Jarang tersorot dalam proses dinamika Pilkada Kabupaten Pasuruan, munculnya nama Wardah Nafisah cukup mengejutkan. Lalu, siapa sebenarnya perempuan yang akrab disapa Ning Wardah ini? Dan sejauh mana pengalaman kepemimpinannya?
Oleh: Amal Taufik
SEJAK ditetapkan sebagai Calon Wakil Bupati Pasuruan pada September lalu, Wardah Nafisah tampil sebagai sosok yang lincah dan enerjik berkeliling menyapa warga akar rumput di berbagai wilayah Kabupaten Pasuruan.
Pendekatan yang dia pakai hingga caranya berkomunikasi dengan publik, meski umurnya terbilang masih muda–juga perempuan–menunjukkan bahwa dirinya bukan politisi “pupuk bawang”.
Dalam berbagai kesempatan, Wardah Nafisah terlihat cukup piawai beretorika, mampu menguasai forum, juga tegas saat menyampaikan pandangan-pandangannya. Kecakapan itu membuatnya diperhitungkan di Pilkada Kabupaten Pasuruan.
Wardah Nafisah merupakan anak dari KH. Idris Hamid dan Hj. Kuni Zakiyah. Ia cucu dari KH. Abdul Hamid. Lahir dan besar dengan kultur pesantren tak membuat Ning Wardah–sapaan akrabnya–terkungkung melulu di dunia pesantren.
Ketika memasuki masa sekolah menengah atas, Ning Wardah memilih bersekolah di Madrasah Aliyah Negeri (MAN) 2 Malang dan setelah lulus dari MAN, dirinya diterima di jurusan keperawatan Universitas Indonesia.
“Waktu saya menempuh S1, banyak yang nyinyir ke bapak dan ibu. ‘Bagaimana sih kiai kok anak perempuannya kuliah jauh-jauh, ngapain sekolah tinggi-tinggi?’, ‘bagaimana sih orang pesantren kok dilepas ke Jakarta’,” kenang Ning Wardah saat wawancara bersama WartaBromo.

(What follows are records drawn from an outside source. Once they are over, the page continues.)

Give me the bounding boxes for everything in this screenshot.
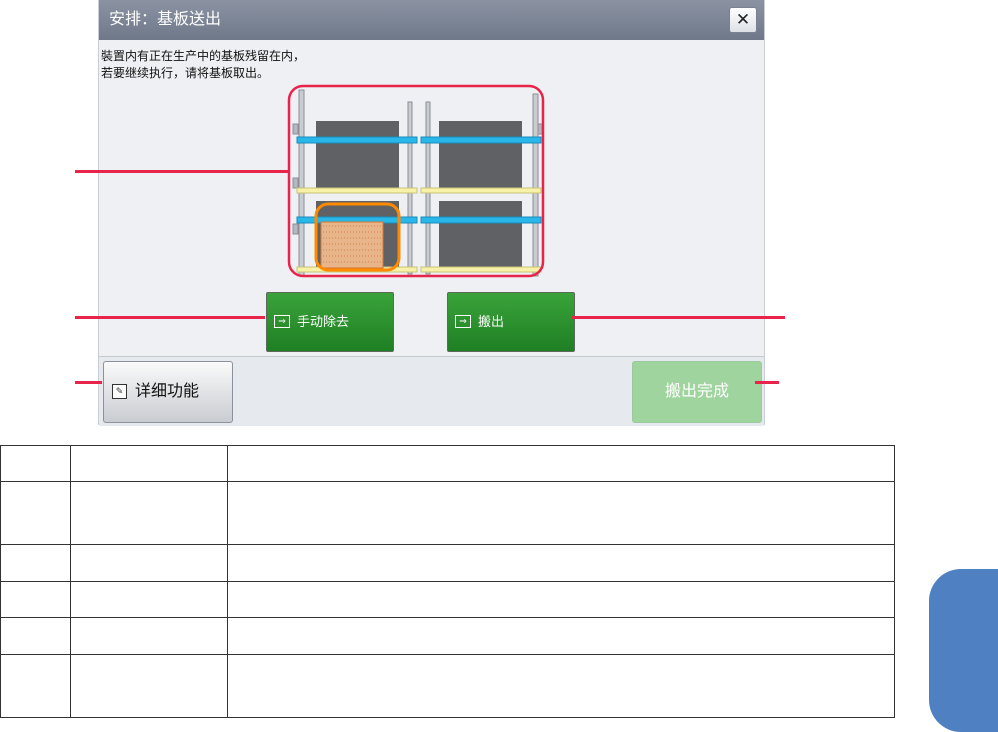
- callout-line-detail: [75, 381, 102, 384]
- table-row: [0, 481, 895, 545]
- table-cell: [70, 544, 228, 582]
- blue-rail: [420, 136, 542, 144]
- left-post-bracket: [292, 177, 299, 189]
- table-cell: [0, 581, 71, 618]
- table-cell: [70, 617, 228, 655]
- board-bottom-right: [439, 201, 522, 268]
- callout-line-manual-remove: [75, 316, 265, 319]
- left-post-bracket: [292, 123, 299, 135]
- table-cell: [227, 581, 895, 618]
- title-bar: 安排：基板送出 ✕: [99, 0, 764, 40]
- table-cell: [70, 581, 228, 618]
- yellow-rail: [296, 187, 418, 194]
- callout-line-magazine: [75, 170, 288, 173]
- table-cell: [227, 617, 895, 655]
- manual-remove-button[interactable]: ⇒ 手动除去: [266, 292, 394, 352]
- table-row: [0, 445, 895, 482]
- blue-rail: [420, 216, 542, 224]
- table-cell: [0, 544, 71, 582]
- detail-function-label: 详细功能: [135, 383, 200, 400]
- message-line-1: 裝置内有正在生产中的基板残留在内，: [101, 49, 306, 63]
- remaining-board: [320, 221, 384, 269]
- table-row: [0, 654, 895, 718]
- table-row: [0, 544, 895, 582]
- left-post: [298, 89, 305, 277]
- table-cell: [227, 481, 895, 545]
- unload-button[interactable]: ⇒ 搬出: [447, 292, 575, 352]
- unload-complete-label: 搬出完成: [664, 383, 729, 400]
- left-post-bracket: [292, 223, 299, 235]
- right-post: [532, 93, 539, 277]
- yellow-rail: [420, 266, 542, 273]
- detail-function-button[interactable]: ✎ 详细功能: [103, 361, 233, 423]
- table-cell: [227, 445, 895, 482]
- table-cell: [70, 481, 228, 545]
- table-cell: [227, 654, 895, 718]
- description-table: [0, 445, 895, 718]
- table-cell: [70, 445, 228, 482]
- detail-icon: ✎: [112, 384, 127, 399]
- bottom-bar: ✎ 详细功能 搬出完成: [99, 356, 764, 426]
- callout-line-unload-complete: [755, 381, 779, 384]
- dialog-title: 安排：基板送出: [109, 11, 222, 28]
- callout-line-unload: [572, 316, 785, 319]
- table-cell: [0, 481, 71, 545]
- board-top-left: [316, 121, 399, 188]
- table-cell: [0, 617, 71, 655]
- table-row: [0, 581, 895, 618]
- board-top-right: [439, 121, 522, 188]
- yellow-rail: [420, 187, 542, 194]
- board-magazine-illustration: [287, 84, 545, 278]
- message-line-2: 若要继续执行，请将基板取出。: [101, 66, 270, 80]
- close-button[interactable]: ✕: [729, 7, 757, 33]
- table-cell: [0, 654, 71, 718]
- manual-remove-label: 手动除去: [297, 314, 350, 329]
- chapter-side-tab: [929, 569, 998, 732]
- unload-label: 搬出: [478, 314, 505, 329]
- transfer-icon: ⇒: [455, 315, 471, 328]
- table-cell: [0, 445, 71, 482]
- close-icon: ✕: [735, 10, 751, 29]
- table-row: [0, 617, 895, 655]
- blue-rail: [296, 136, 418, 144]
- table-cell: [70, 654, 228, 718]
- transfer-icon: ⇒: [274, 315, 290, 328]
- table-cell: [227, 544, 895, 582]
- right-post-bracket: [537, 123, 543, 135]
- unload-complete-button[interactable]: 搬出完成: [632, 361, 762, 423]
- unload-dialog: 安排：基板送出 ✕ 裝置内有正在生产中的基板残留在内， 若要继续执行，请将基板取…: [98, 0, 765, 426]
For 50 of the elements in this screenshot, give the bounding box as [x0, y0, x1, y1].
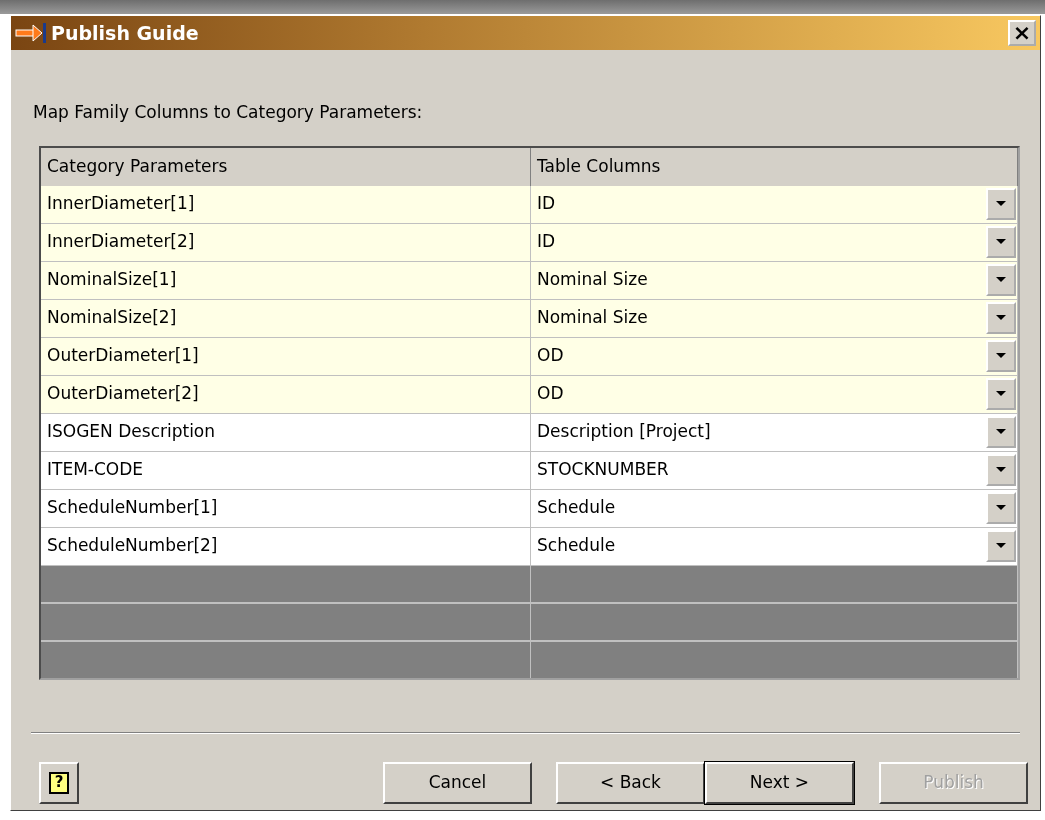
dropdown-cell[interactable]: Schedule	[531, 527, 1018, 566]
caret-icon	[996, 277, 1006, 283]
caret-icon	[996, 239, 1006, 245]
table-cell: InnerDiameter[2]	[41, 223, 531, 262]
caret-icon	[996, 505, 1006, 511]
publish-arrow-icon	[15, 21, 49, 45]
close-button[interactable]: ×	[1008, 20, 1036, 46]
table-cell: InnerDiameter[1]	[41, 185, 531, 224]
table-cell: NominalSize[2]	[41, 299, 531, 338]
caret-icon	[996, 391, 1006, 397]
window-title: Publish Guide	[51, 20, 199, 46]
dropdown-cell[interactable]: Nominal Size	[531, 261, 1018, 300]
caret-icon	[996, 467, 1006, 473]
dialog-button[interactable]: Cancel	[383, 761, 532, 804]
caret-icon	[996, 201, 1006, 207]
table-cell: OuterDiameter[2]	[41, 375, 531, 414]
dropdown-cell[interactable]: OD	[531, 337, 1018, 376]
dialog-button[interactable]: Next >	[705, 761, 854, 804]
dropdown-button[interactable]	[986, 226, 1016, 258]
dropdown-cell[interactable]: ID	[531, 223, 1018, 262]
caret-icon	[996, 543, 1006, 549]
dropdown-button[interactable]	[986, 302, 1016, 334]
table-cell: ITEM-CODE	[41, 451, 531, 490]
dropdown-button[interactable]	[986, 416, 1016, 448]
dropdown-cell[interactable]: ID	[531, 185, 1018, 224]
table-cell: ScheduleNumber[1]	[41, 489, 531, 528]
table-cell: NominalSize[1]	[41, 261, 531, 300]
dropdown-button[interactable]	[986, 454, 1016, 486]
instruction-text: Map Family Columns to Category Parameters:	[33, 101, 424, 124]
dropdown-cell[interactable]: Description [Project]	[531, 413, 1018, 452]
dropdown-button[interactable]	[986, 188, 1016, 220]
help-button[interactable]: ?	[39, 761, 79, 804]
table-cell: ScheduleNumber[2]	[41, 527, 531, 566]
dropdown-cell[interactable]: STOCKNUMBER	[531, 451, 1018, 490]
dropdown-cell[interactable]: OD	[531, 375, 1018, 414]
dropdown-cell[interactable]: Nominal Size	[531, 299, 1018, 338]
dropdown-button[interactable]	[986, 530, 1016, 562]
caret-icon	[996, 315, 1006, 321]
table-cell: ISOGEN Description	[41, 413, 531, 452]
column-header: Table Columns	[531, 147, 1018, 188]
column-header: Category Parameters	[41, 147, 531, 188]
dropdown-button[interactable]	[986, 492, 1016, 524]
dropdown-button[interactable]	[986, 340, 1016, 372]
dropdown-cell[interactable]: Schedule	[531, 489, 1018, 528]
table-cell: OuterDiameter[1]	[41, 337, 531, 376]
caret-icon	[996, 429, 1006, 435]
dropdown-button[interactable]	[986, 264, 1016, 296]
dropdown-button[interactable]	[986, 378, 1016, 410]
caret-icon	[996, 353, 1006, 359]
dialog-button[interactable]: < Back	[556, 761, 705, 804]
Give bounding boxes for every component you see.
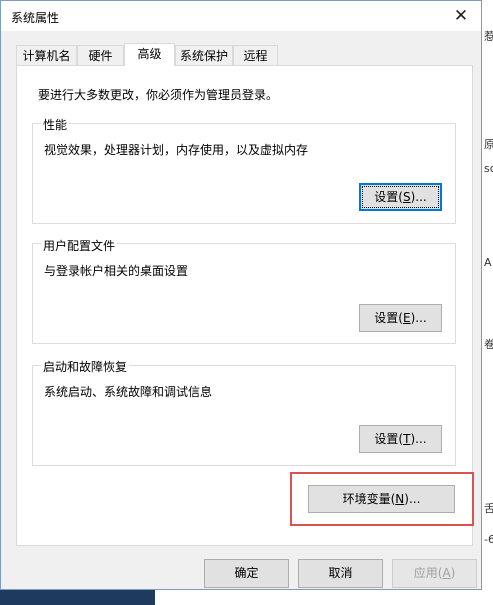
tab-advanced[interactable]: 高级 bbox=[124, 43, 175, 66]
user-profiles-title: 用户配置文件 bbox=[41, 237, 118, 254]
user-profiles-settings-button[interactable]: 设置(E)... bbox=[359, 304, 442, 332]
background-text: 舌 bbox=[484, 502, 493, 515]
highlight-box bbox=[290, 472, 474, 526]
startup-recovery-description: 系统启动、系统故障和调试信息 bbox=[44, 385, 213, 399]
close-icon: ✕ bbox=[453, 6, 469, 26]
tab-computer-name[interactable]: 计算机名 bbox=[16, 45, 77, 65]
background-text: 惹 bbox=[484, 30, 493, 43]
cancel-button[interactable]: 取消 bbox=[298, 559, 383, 588]
ok-button[interactable]: 确定 bbox=[204, 559, 289, 588]
tab-hardware[interactable]: 硬件 bbox=[77, 45, 124, 65]
background-text: 卷 bbox=[484, 338, 493, 351]
performance-settings-button[interactable]: 设置(S)... bbox=[359, 183, 442, 211]
user-profiles-description: 与登录帐户相关的桌面设置 bbox=[44, 264, 189, 278]
tab-system-protection[interactable]: 系统保护 bbox=[175, 45, 233, 65]
apply-button[interactable]: 应用(A) bbox=[392, 559, 477, 588]
background-text: -6 bbox=[484, 533, 493, 546]
performance-title: 性能 bbox=[41, 116, 70, 133]
close-button[interactable]: ✕ bbox=[441, 1, 481, 31]
performance-description: 视觉效果，处理器计划，内存使用，以及虚拟内存 bbox=[44, 143, 309, 157]
title-bar[interactable]: 系统属性 ✕ bbox=[1, 1, 481, 31]
background-text: sc bbox=[484, 162, 493, 175]
background-text: A bbox=[484, 256, 492, 269]
system-properties-dialog: 系统属性 ✕ 计算机名 硬件 高级 系统保护 远程 要进行大多数更改，你必须作为… bbox=[0, 0, 482, 590]
tab-remote[interactable]: 远程 bbox=[233, 45, 278, 65]
background-text: 原 bbox=[484, 138, 493, 151]
startup-recovery-settings-button[interactable]: 设置(T)... bbox=[359, 425, 442, 453]
startup-recovery-title: 启动和故障恢复 bbox=[41, 358, 130, 375]
window-title: 系统属性 bbox=[11, 11, 60, 25]
admin-notice: 要进行大多数更改，你必须作为管理员登录。 bbox=[38, 88, 279, 102]
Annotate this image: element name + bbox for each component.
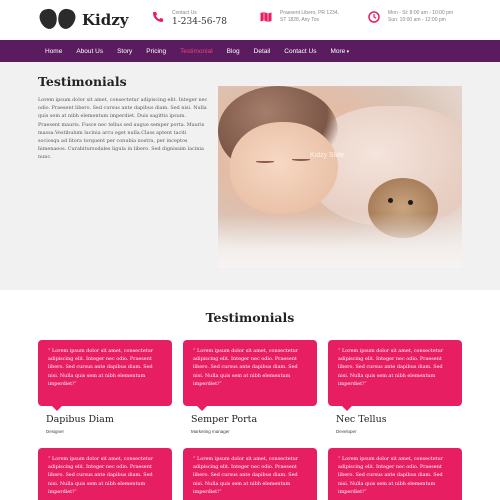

Padahal pada waktu itu, sebagai remaja sekolah aliyah, bisa diterima Universitas Indonesia adalah pencapaian luar biasa. Apalagi pencapaian itu diraih dengan proses yang tidak gampang.
“Rasanya seperti mendapat medali emas di olimpiade. Kerja keras, belajar sampai tak tidur, semua terbayarkan. Tapi mendengar ada yang nyinyir, wah itu gimana ya. Untungnya abah dan ibu selalu memberi dukungan,” ujarnya.
Di Universitas Indonesia inilah Ning Wardah bertemu dengan lingkungan yang menempa dirinya. Dari yang lahir dan besar di kultur pesantren, ia kemudian menyelam ke dunia akademis. Ini menjadikan wawasan Ning Wardah makin luas.
Bahkan semasa menjadi mahasiswa kampus kuning, Ning Wardah berkesempatan untuk mengasah kemampuan kepemimpinannya di Rumah Kepemimpinan Universitas Indonesia.
Pendidikan Ning Wardah diketahui tak berhenti sampai di Universitas Indonesia saja. Lulus S1, Ning Wardah mengejar gelar masternya di Inggris, tepatnya di University of London. Ia lulus dengan gelar Master Business of Administration.
Pada tahun 2016, Ning Wardah menikah dengan Mufti Anam, politisi PDI Perjuangan yang kini duduk sebagai Anggota DPR RI dari Dapil Pasuruan-Probolinggo.
Sebagai anak, ibu, dan istri, Ning Wardah tak ingin melepas tanggung jawab domestiknya. Ia mengaku sangat menyayangi keluarganya.
Dukungan keluarga selalu menjadi semangat Ning Wardah dalam menentukan keputusan-keputusannya. Ia menyebut, meski abah dan ibunya merupakan kiai dan bu nyai, mereka berwawasan luas dan berpikiran maju.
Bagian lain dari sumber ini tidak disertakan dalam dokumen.